Надо сматываться, пока время плюс. Я вскочил в трамвай, и тот перенес меня через Литейный мост. До дома было рукой подать, но дом, конечно же, пасли, если не спалили вместе с соседями, как афганские трущобы. Я вышел из трамвая и свернул на Фонтанку, где всегда не так людно. Между мной и Летним садом скользили лодки и катера, между мной и Инженерным замком, цирком, Дворцом пионеров, а теперь, похоже, бойскаутов. По переулочку я свернул на улицу пианиста Рубинштейна и юркнул во двор Рок-клуба. Десять лет назад здесь многое что началось, а теперь почти все и кончилось.
Когда погиб Цой, узкогрудые кинофилы сидели во дворе сутками и рисовали на стенах буквы. Со временем надписей прибавилось, и стены представляли собой огромную городскую татуировку. Я вошел в гнилую парадную. В бывшей кладовке Рок-клуба хитрожопый Фирсов открыл лавчонку и торговал рок-н-ролльностями. Через кладовку я вошел в клубный офис, если его так можно назвать.
На диване без ножек лежал бухгалтер, а Большая Света и Мелкая Анна стоя пили пиво из банок.
— Дрон вчера головой в рубильник! — объясняла Мелкая Анна на грани истерического припадка.
— Ну! — кивала Большая Света. — Вообще!
На стуле возле занавешенного окна сидела третья девушка, в темных очках. Лицо отсутствовало. Бухгалтер повернулся и упал на пол.
— Надо его посадить и привязать, — сказала Большая Света. — Коля придет, и мне одно место намылит.
— Здравствуйте, девушки, — сказал я, опустил сумку на пол и, подняв бухгалтера, перетащил его в соседнюю комнату, где вложил бухгалтера в кресло, как деньги в МММ.
За столом сидел Начальник Камчатки и играл на компьютере в морской бой. Начальник и сам клонился долу, но еще тыкал в клавиши. Его б в Голливуд сниматься в триллерах. Здешнюю обстановку я знал. Рекшан всегда матерился, что рок-н-ролл сдох не когда Б. Г. спел, а когда алкаши встали у клубного руля. Рок-н-ролл, может, уже и сдох, но алкаши еще шевелились.

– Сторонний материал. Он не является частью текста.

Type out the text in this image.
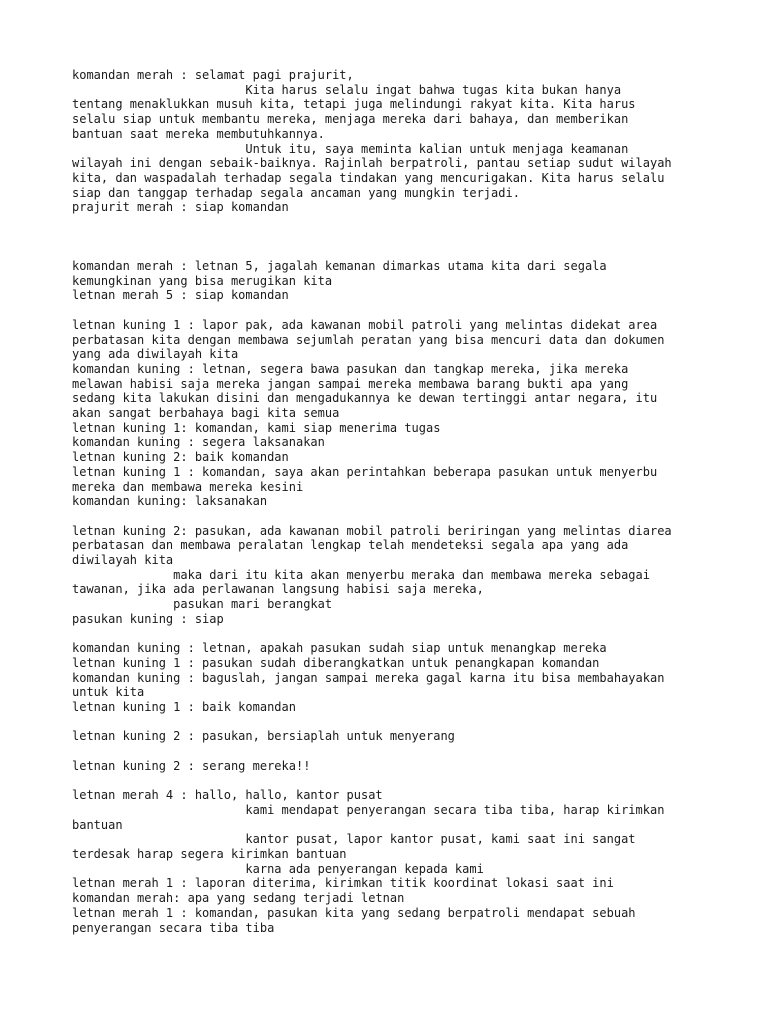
komandan merah : selamat pagi prajurit,
Kita harus selalu ingat bahwa tugas kita bukan hanya
tentang menaklukkan musuh kita, tetapi juga melindungi rakyat kita. Kita harus
selalu siap untuk membantu mereka, menjaga mereka dari bahaya, dan memberikan
bantuan saat mereka membutuhkannya.
Untuk itu, saya meminta kalian untuk menjaga keamanan
wilayah ini dengan sebaik-baiknya. Rajinlah berpatroli, pantau setiap sudut wilayah
kita, dan waspadalah terhadap segala tindakan yang mencurigakan. Kita harus selalu
siap dan tanggap terhadap segala ancaman yang mungkin terjadi.
prajurit merah : siap komandan
komandan merah : letnan 5, jagalah kemanan dimarkas utama kita dari segala
kemungkinan yang bisa merugikan kita
letnan merah 5 : siap komandan
letnan kuning 1 : lapor pak, ada kawanan mobil patroli yang melintas didekat area
perbatasan kita dengan membawa sejumlah peratan yang bisa mencuri data dan dokumen
yang ada diwilayah kita
komandan kuning : letnan, segera bawa pasukan dan tangkap mereka, jika mereka
melawan habisi saja mereka jangan sampai mereka membawa barang bukti apa yang
sedang kita lakukan disini dan mengadukannya ke dewan tertinggi antar negara, itu
akan sangat berbahaya bagi kita semua
letnan kuning 1: komandan, kami siap menerima tugas
komandan kuning : segera laksanakan
letnan kuning 2: baik komandan
letnan kuning 1 : komandan, saya akan perintahkan beberapa pasukan untuk menyerbu
mereka dan membawa mereka kesini
komandan kuning: laksanakan
letnan kuning 2: pasukan, ada kawanan mobil patroli beriringan yang melintas diarea
perbatasan dan membawa peralatan lengkap telah mendeteksi segala apa yang ada
diwilayah kita
maka dari itu kita akan menyerbu meraka dan membawa mereka sebagai
tawanan, jika ada perlawanan langsung habisi saja mereka,
pasukan mari berangkat
pasukan kuning : siap
komandan kuning : letnan, apakah pasukan sudah siap untuk menangkap mereka
letnan kuning 1 : pasukan sudah diberangkatkan untuk penangkapan komandan
komandan kuning : baguslah, jangan sampai mereka gagal karna itu bisa membahayakan
untuk kita
letnan kuning 1 : baik komandan
letnan kuning 2 : pasukan, bersiaplah untuk menyerang
letnan kuning 2 : serang mereka!!
letnan merah 4 : hallo, hallo, kantor pusat
kami mendapat penyerangan secara tiba tiba, harap kirimkan
bantuan
kantor pusat, lapor kantor pusat, kami saat ini sangat
terdesak harap segera kirimkan bantuan
karna ada penyerangan kepada kami
letnan merah 1 : laporan diterima, kirimkan titik koordinat lokasi saat ini
komandan merah: apa yang sedang terjadi letnan
letnan merah 1 : komandan, pasukan kita yang sedang berpatroli mendapat sebuah
penyerangan secara tiba tiba
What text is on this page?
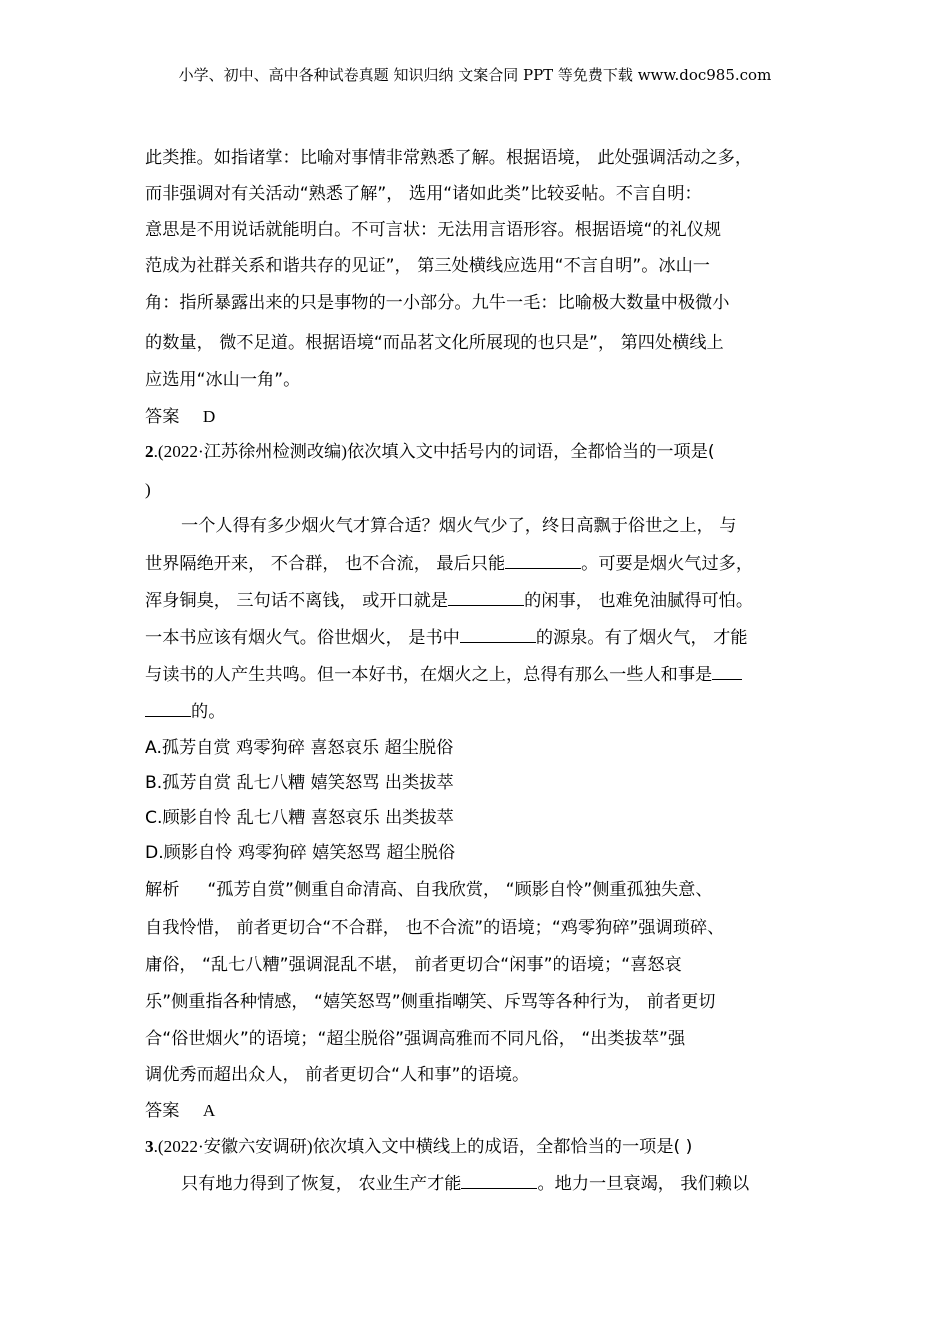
小学、初中、高中各种试卷真题 知识归纳 文案合同 PPT 等免费下载 www.doc985.com
此类推。如指诸掌：比喻对事情非常熟悉了解。根据语境， 此处强调活动之多，
而非强调对有关活动“熟悉了解”， 选用“诸如此类”比较妥帖。不言自明：
意思是不用说话就能明白。不可言状：无法用言语形容。根据语境“的礼仪规
范成为社群关系和谐共存的见证”， 第三处横线应选用“不言自明”。冰山一
角：指所暴露出来的只是事物的一小部分。九牛一毛：比喻极大数量中极微小
的数量， 微不足道。根据语境“而品茗文化所展现的也只是”， 第四处横线上
应选用“冰山一角”。
答案 D
2.(2022·江苏徐州检测改编)依次填入文中括号内的词语，全都恰当的一项是(
)
一个人得有多少烟火气才算合适？烟火气少了，终日高飘于俗世之上， 与
世界隔绝开来， 不合群， 也不合流， 最后只能	。可要是烟火气过多，
浑身铜臭， 三句话不离钱， 或开口就是	的闲事， 也难免油腻得可怕。
一本书应该有烟火气。俗世烟火， 是书中	的源泉。有了烟火气， 才能
与读书的人产生共鸣。但一本好书，在烟火之上，总得有那么一些人和事是
的。
A.孤芳自赏 鸡零狗碎 喜怒哀乐 超尘脱俗
B.孤芳自赏 乱七八糟 嬉笑怒骂 出类拔萃
C.顾影自怜 乱七八糟 喜怒哀乐 出类拔萃
D.顾影自怜 鸡零狗碎 嬉笑怒骂 超尘脱俗
解析 “孤芳自赏”侧重自命清高、自我欣赏， “顾影自怜”侧重孤独失意、
自我怜惜， 前者更切合“不合群， 也不合流”的语境；“鸡零狗碎”强调琐碎、
庸俗， “乱七八糟”强调混乱不堪， 前者更切合“闲事”的语境；“喜怒哀
乐”侧重指各种情感， “嬉笑怒骂”侧重指嘲笑、斥骂等各种行为， 前者更切
合“俗世烟火”的语境；“超尘脱俗”强调高雅而不同凡俗， “出类拔萃”强
调优秀而超出众人， 前者更切合“人和事”的语境。
答案 A
3.(2022·安徽六安调研)依次填入文中横线上的成语，全都恰当的一项是( )
只有地力得到了恢复， 农业生产才能	。地力一旦衰竭， 我们赖以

…Я старался не представлять, как горит «Москвич» и превращается в ничто тело девушки.
— Выпьем, девчонки, может, по сто капель?
— Выпьем, Саша. Что ж не выпить! Вчера тут такой день варенья творился! — согласилась Большая Света хриплым басом, а Мелкая Анна согласно засмеялась, нервно моргая:
— Пива, виски и портвейна!
— У нас же теперь бар работает, — сказала Света.
— Поздравляю! — Я достал деньги. — Ты тут лучше знаешь.
— Что да, то да, — ответила Большая Света и взяла пятитысячную бумажку.
— И бутерброды, — попросил я.
— Обижаешь, — хмыкнула Большая Света.
Они были, вообще-то, нормальные девушки, только сумасшедшие.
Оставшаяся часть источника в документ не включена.